What does generative AI mean for qualitative research?

Generative AI inspired boatloads of hype and scaremongering in 2023.  

Some say we about to enter a new era of productivity. The new tools at our disposal mean we can all do more with less.

Others say technology will end up providing “good enough” answers to client questions, rendering our unique skillset obsolete.

Keeping up with it all has been like drinking from a firehose. It reminds me of the ‘big data’ debate 10 years ago. Then, as now, our job is to evaluate which market developments and associated tools are fads and which are keepers – then get using them.

The outcome? A view on the tasks AI and humans are each uniquely good at.  

An industry hackathon  

Last week TMc team got our hands dirty in a hackathon organised by the AQR alongside 60 colleagues from across the industry. The goal? To participate, learn, and reflect together on what generative AI means for our professional community.

We got a feel for different platforms, trying them out on a range of tasks along the research cycle. 

What was particularly useful was the collaborative feedback from the teams afterwards.

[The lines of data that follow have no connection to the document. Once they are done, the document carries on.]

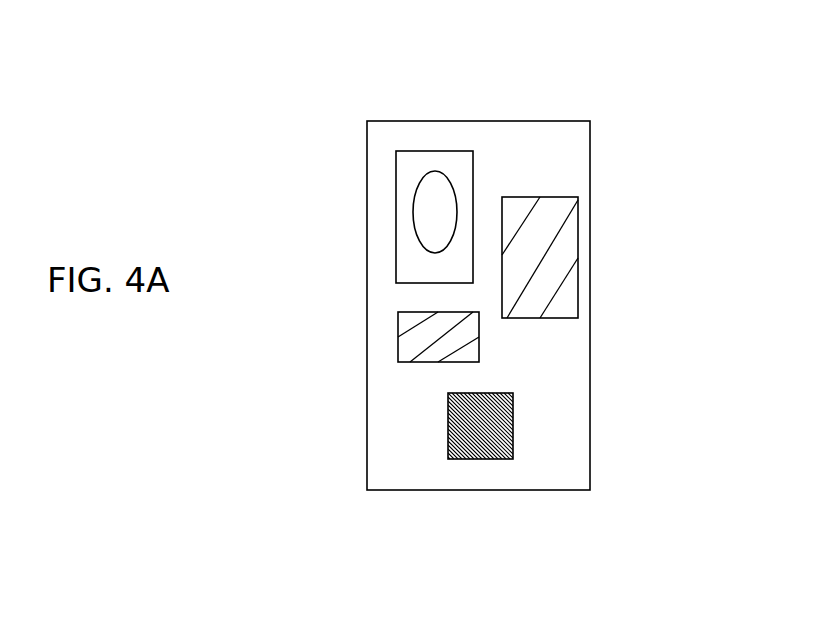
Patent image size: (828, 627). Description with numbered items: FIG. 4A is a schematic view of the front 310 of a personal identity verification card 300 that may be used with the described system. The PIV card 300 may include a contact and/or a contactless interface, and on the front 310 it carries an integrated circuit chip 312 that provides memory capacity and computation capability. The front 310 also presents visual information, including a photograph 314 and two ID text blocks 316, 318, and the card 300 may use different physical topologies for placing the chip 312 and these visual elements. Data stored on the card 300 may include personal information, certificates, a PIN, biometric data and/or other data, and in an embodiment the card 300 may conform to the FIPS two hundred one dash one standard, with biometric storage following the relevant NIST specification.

The PIV card 300 is at (286, 178).
The front 310 is at (605, 122).
The integrated circuit chip 312 is at (480, 459).
The photograph 314 is at (434, 150).
The ID text block 316 is at (520, 197).
The ID text block 318 is at (398, 343).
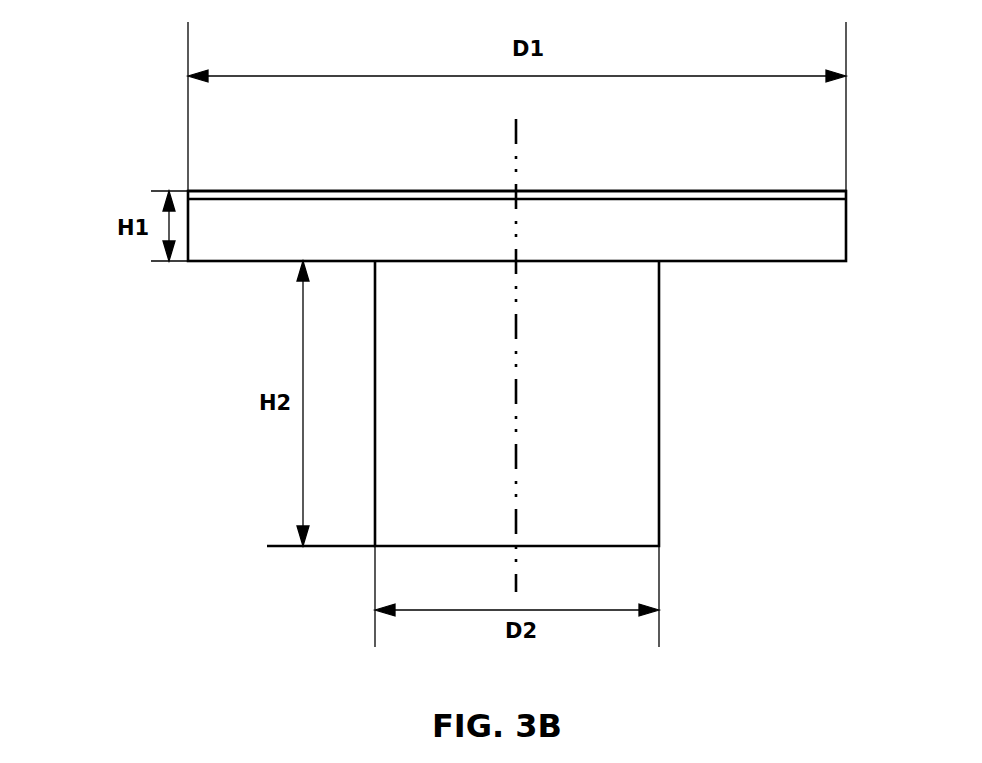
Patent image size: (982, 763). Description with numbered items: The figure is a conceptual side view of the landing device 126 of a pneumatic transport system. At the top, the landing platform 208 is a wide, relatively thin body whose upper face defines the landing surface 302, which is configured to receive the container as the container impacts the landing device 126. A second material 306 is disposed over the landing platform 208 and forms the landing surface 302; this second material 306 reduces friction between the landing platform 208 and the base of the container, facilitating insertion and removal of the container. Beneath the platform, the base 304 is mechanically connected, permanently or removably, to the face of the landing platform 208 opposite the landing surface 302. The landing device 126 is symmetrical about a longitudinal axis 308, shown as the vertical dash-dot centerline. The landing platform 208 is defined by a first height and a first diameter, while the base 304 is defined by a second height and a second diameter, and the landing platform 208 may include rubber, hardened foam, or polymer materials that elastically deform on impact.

The landing device 126 is at (164, 122).
The landing platform 208 is at (846, 235).
The landing surface 302 is at (664, 181).
The base 304 is at (659, 425).
The second material 306 is at (846, 193).
The longitudinal axis 308 is at (516, 164).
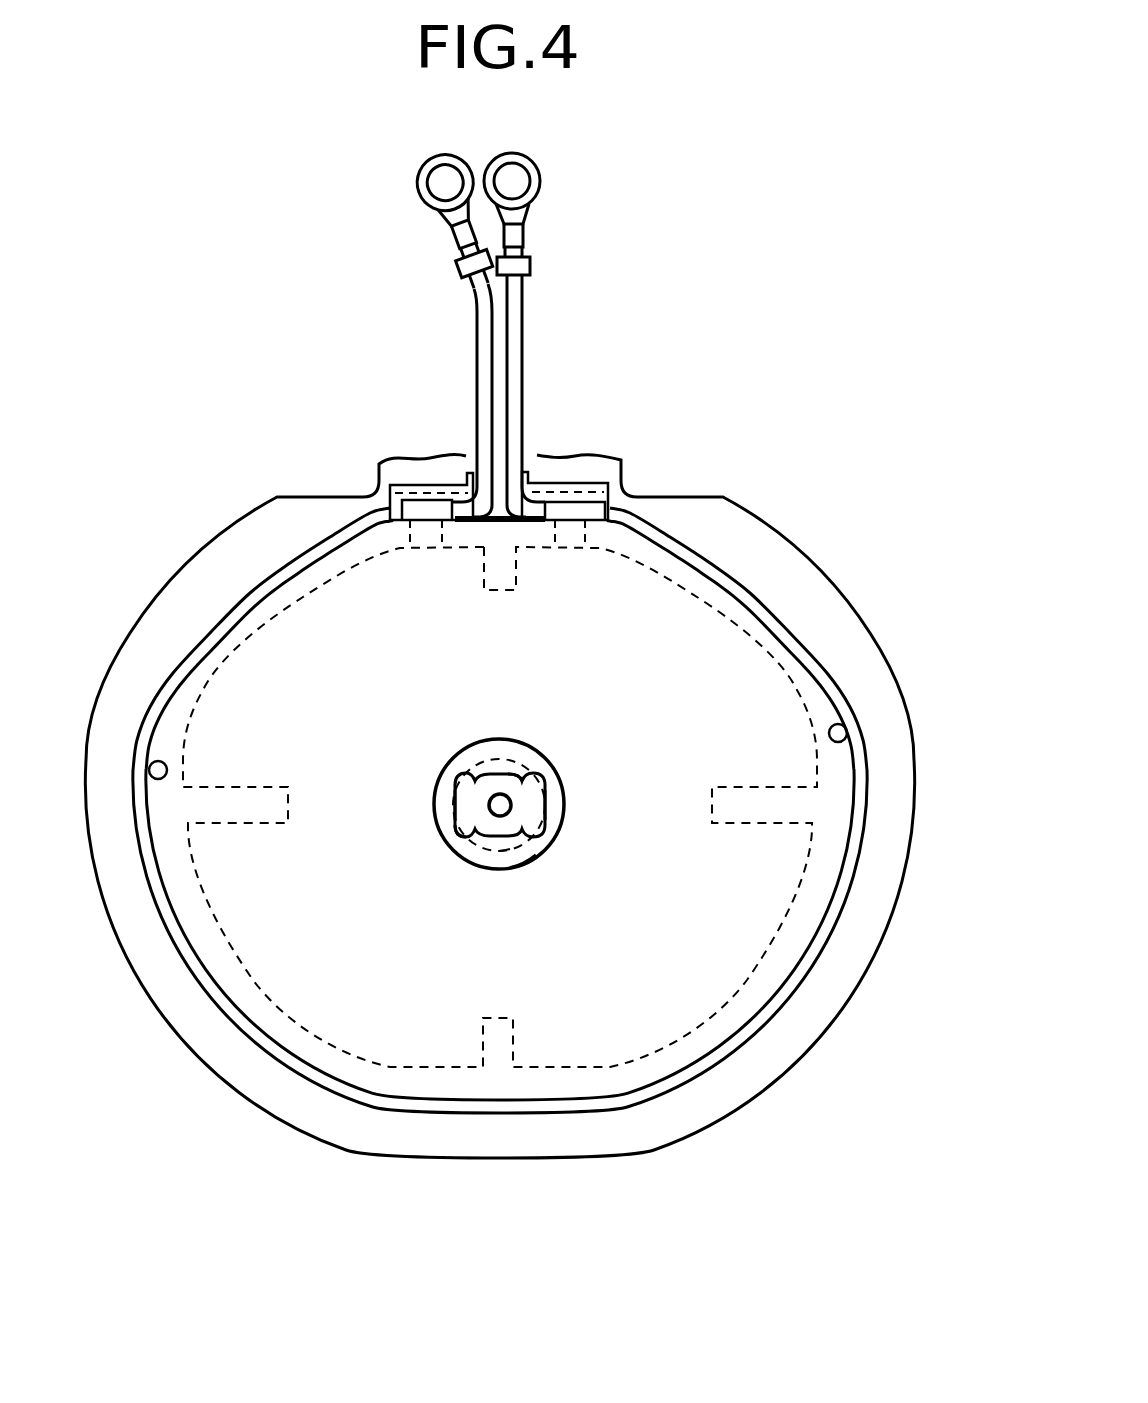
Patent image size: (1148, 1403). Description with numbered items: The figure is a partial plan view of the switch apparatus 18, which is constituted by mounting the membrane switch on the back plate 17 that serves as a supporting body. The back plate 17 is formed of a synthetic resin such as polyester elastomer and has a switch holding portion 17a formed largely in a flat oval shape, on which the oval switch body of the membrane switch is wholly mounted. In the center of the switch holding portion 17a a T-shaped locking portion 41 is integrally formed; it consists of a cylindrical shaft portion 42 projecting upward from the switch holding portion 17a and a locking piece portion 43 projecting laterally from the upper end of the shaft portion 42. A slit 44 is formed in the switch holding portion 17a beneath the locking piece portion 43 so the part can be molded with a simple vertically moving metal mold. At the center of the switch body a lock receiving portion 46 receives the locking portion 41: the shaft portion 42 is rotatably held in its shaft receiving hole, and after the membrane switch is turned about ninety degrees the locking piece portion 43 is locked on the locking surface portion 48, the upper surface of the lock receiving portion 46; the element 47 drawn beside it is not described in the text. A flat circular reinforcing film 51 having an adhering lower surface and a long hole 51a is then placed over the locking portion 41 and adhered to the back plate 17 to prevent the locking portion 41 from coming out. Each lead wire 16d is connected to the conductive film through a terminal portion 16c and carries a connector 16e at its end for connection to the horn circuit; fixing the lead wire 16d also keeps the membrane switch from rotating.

The terminal portion 16c is at (390, 495).
The lead wire 16d is at (484, 365).
The connector 16e is at (421, 203).
The back plate 17 is at (839, 592).
The switch holding portion 17a is at (853, 628).
The switch apparatus 18 is at (522, 785).
The locking portion 41 is at (536, 779).
The shaft portion 42 is at (499, 793).
The locking piece portion 43 is at (453, 805).
The slit 44 is at (480, 762).
The lock receiving portion 46 is at (549, 852).
The peripheral portion 47 is at (536, 866).
The locking surface portion 48 is at (510, 866).
The reinforcing film 51 is at (525, 760).
The long hole 51a is at (465, 835).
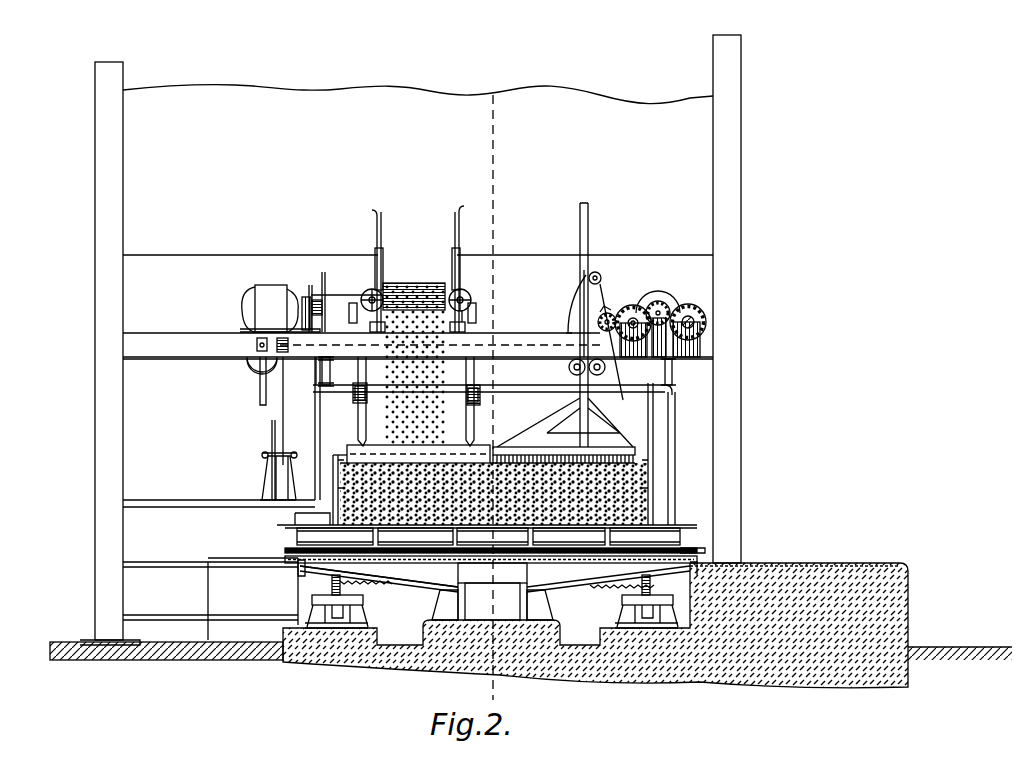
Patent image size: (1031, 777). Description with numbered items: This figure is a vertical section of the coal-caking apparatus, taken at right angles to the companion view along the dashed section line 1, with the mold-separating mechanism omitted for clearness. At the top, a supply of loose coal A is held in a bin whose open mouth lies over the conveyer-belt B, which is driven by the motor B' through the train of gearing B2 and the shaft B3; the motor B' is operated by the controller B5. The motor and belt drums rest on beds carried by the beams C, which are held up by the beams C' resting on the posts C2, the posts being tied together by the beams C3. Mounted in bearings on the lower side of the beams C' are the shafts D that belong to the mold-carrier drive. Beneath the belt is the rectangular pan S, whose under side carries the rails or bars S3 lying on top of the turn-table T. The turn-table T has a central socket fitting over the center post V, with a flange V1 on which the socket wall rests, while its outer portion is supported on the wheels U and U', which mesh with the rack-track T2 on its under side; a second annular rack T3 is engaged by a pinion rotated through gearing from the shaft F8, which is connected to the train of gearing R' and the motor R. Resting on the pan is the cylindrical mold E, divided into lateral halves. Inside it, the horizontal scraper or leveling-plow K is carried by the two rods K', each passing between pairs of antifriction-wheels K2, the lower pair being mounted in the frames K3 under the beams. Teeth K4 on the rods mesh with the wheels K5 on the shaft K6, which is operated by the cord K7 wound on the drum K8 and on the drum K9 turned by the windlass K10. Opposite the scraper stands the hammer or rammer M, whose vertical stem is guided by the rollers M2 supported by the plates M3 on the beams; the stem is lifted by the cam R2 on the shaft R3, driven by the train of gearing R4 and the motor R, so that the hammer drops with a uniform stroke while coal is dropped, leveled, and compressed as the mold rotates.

The supply of loose coal A is at (410, 340).
The section line 1 is at (491, 390).
The conveyer-belt B is at (421, 269).
The motor B' is at (280, 296).
The train of gearing B2 is at (324, 295).
The shaft B3 is at (343, 297).
The controller B5 is at (258, 374).
The beams C is at (418, 336).
The beams C' is at (482, 371).
The posts C2 is at (314, 418).
The beams C3 is at (517, 386).
The shafts D is at (640, 485).
The cylindrical matrix or mold E is at (494, 494).
The shaft F8 is at (700, 315).
The horizontal scraper or leveling-plow K is at (441, 438).
The rods K' is at (403, 401).
The antifriction-wheels K2 is at (358, 325).
The frames K3 is at (352, 400).
The teeth K4 is at (480, 282).
The wheels K5 is at (478, 328).
The shaft K6 is at (267, 393).
The cord K7 is at (283, 408).
The drum K8 is at (278, 341).
The drum K9 is at (264, 468).
The windlass K10 is at (272, 440).
The hammer or rammer M is at (564, 430).
The rollers M2 is at (600, 238).
The plates M3 is at (570, 318).
The motor R is at (658, 313).
The train of gearing R' is at (688, 315).
The cam R2 is at (604, 278).
The shaft R3 is at (615, 351).
The train of gearing R4 is at (633, 304).
The rectangular pan S is at (487, 538).
The rails or bars S3 is at (690, 553).
The turn-table T is at (412, 576).
The rack-track T2 is at (610, 586).
The second annular rack T3 is at (305, 583).
The wheels U is at (346, 601).
The roller support U' is at (635, 601).
The center post V is at (492, 601).
The wedge V1 is at (442, 598).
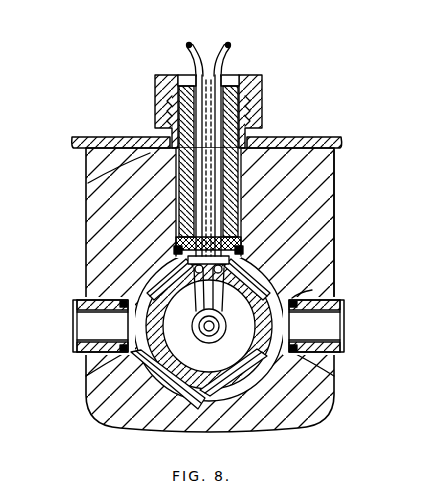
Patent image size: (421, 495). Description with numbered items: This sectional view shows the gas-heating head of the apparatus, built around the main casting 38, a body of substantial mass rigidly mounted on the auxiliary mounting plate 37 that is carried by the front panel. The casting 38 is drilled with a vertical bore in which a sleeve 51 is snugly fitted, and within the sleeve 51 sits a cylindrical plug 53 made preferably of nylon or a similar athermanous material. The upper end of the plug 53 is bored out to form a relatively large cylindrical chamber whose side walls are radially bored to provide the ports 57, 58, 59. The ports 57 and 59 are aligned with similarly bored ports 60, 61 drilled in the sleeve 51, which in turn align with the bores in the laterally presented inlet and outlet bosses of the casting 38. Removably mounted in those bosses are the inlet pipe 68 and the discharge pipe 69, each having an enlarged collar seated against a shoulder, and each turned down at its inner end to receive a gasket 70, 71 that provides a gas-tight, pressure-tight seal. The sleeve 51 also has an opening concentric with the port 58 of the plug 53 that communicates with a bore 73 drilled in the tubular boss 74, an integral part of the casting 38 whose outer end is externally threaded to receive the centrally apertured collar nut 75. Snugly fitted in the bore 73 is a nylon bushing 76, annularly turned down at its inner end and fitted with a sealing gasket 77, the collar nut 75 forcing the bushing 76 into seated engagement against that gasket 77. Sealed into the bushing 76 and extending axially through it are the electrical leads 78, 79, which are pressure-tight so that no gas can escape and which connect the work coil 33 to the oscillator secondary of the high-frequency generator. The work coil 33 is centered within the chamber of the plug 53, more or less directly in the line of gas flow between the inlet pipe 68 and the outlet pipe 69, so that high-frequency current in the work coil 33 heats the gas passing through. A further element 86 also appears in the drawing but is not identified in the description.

The work coil 33 is at (220, 327).
The auxiliary mounting plate 37 is at (336, 138).
The main casting 38 is at (328, 209).
The sleeve 51 is at (149, 396).
The cylindrical plug 53 is at (197, 407).
The port 57 is at (157, 332).
The port 58 is at (170, 285).
The port 59 is at (247, 285).
The port 60 is at (130, 329).
The port 61 is at (343, 329).
The inlet pipe 68 is at (73, 309).
The discharge pipe 69 is at (350, 300).
The gasket 70 is at (90, 373).
The gasket 71 is at (296, 296).
The bore 73 is at (90, 181).
The tubular boss 74 is at (280, 143).
The collar nut 75 is at (260, 90).
The nylon bushing 76 is at (179, 96).
The sealing gasket 77 is at (246, 250).
The electrical lead 78 is at (192, 40).
The electrical lead 79 is at (230, 47).
The pin 86 is at (209, 337).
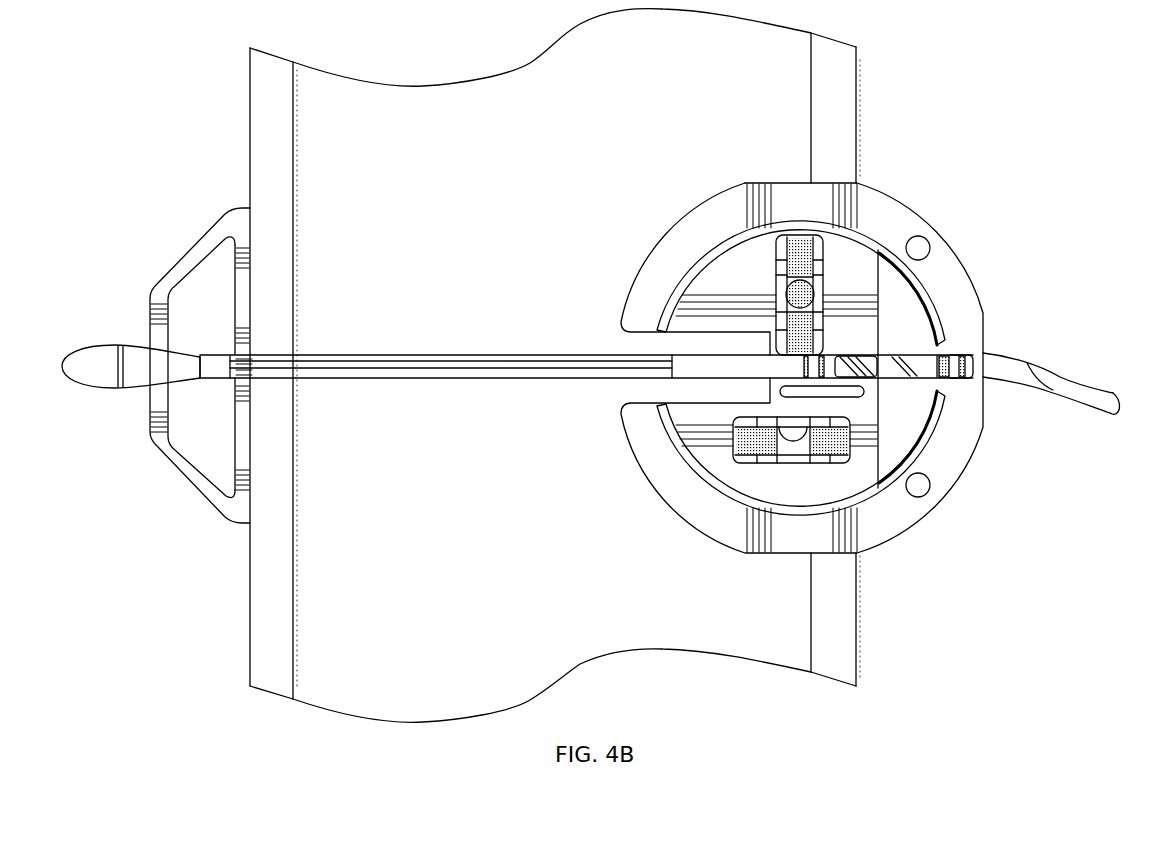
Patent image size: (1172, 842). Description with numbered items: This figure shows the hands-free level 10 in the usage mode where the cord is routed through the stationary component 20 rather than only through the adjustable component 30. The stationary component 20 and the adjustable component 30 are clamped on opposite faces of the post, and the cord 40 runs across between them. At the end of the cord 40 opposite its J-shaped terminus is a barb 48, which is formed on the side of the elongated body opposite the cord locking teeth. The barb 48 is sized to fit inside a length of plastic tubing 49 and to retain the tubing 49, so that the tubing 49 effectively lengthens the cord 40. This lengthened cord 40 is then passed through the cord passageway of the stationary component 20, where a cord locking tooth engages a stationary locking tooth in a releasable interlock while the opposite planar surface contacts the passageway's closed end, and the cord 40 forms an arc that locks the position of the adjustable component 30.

The hands-free level 10 is at (416, 428).
The stationary component 20 is at (953, 268).
The adjustable component 30 is at (210, 230).
The cord 40 is at (362, 353).
The barb 48 is at (803, 363).
The plastic tubing 49 is at (1058, 380).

  • Writing tools such as ChatGPT remove the blank page and allow you to make faster progress. Yet many felt the outputs could be generic and superficial, overly rational and requiring considerable skill and iteration to get right. 
  • One task related to NPD in the household cleaning category. It threw up a valuable example: typically this is undertaken by men in China – contrary to Western norms. This was a potentially misleading blindspot for Chat CGPT’s outputs.
  • The outputs from free imagery tools were poorly received: unimaginative and clichéd. Paid versions fared better.  

We then looked at three qual specific platforms. Each has the potential to provide significant time savings across the project cycle. 

  • Online community moderation and video clipping using Qualzy. The instant translation of moderator prompts into other languages, and the fast analysis of participant video was the highlight. Ready-made prompt suggestions for moderators were also invaluable. 
  • Summarisation using Quillit. Users thought this could save a significant amount of time creating a first draft of a report using transcripts. Getting to an answer faster. 
  • Thematic analysis and reporting using CoLoop. Users described this as a “very effective research admin assistant.” Several imagined a world where your groups from last night were available in the morning in a readymade analysis grid – leaving you to do the clever thinking. 

Bringing the strands together 

Ultimately, qual is all about nuance. Seeking nuance, seizing on nuance and reporting on nuance. Generative AI tools do the opposite: they flatten the jagged edges of human experience to a flat plane. Terabytes of computing power do not and will not remove the need for expert human judgement. 

The verdict? High quality research cannot be automated.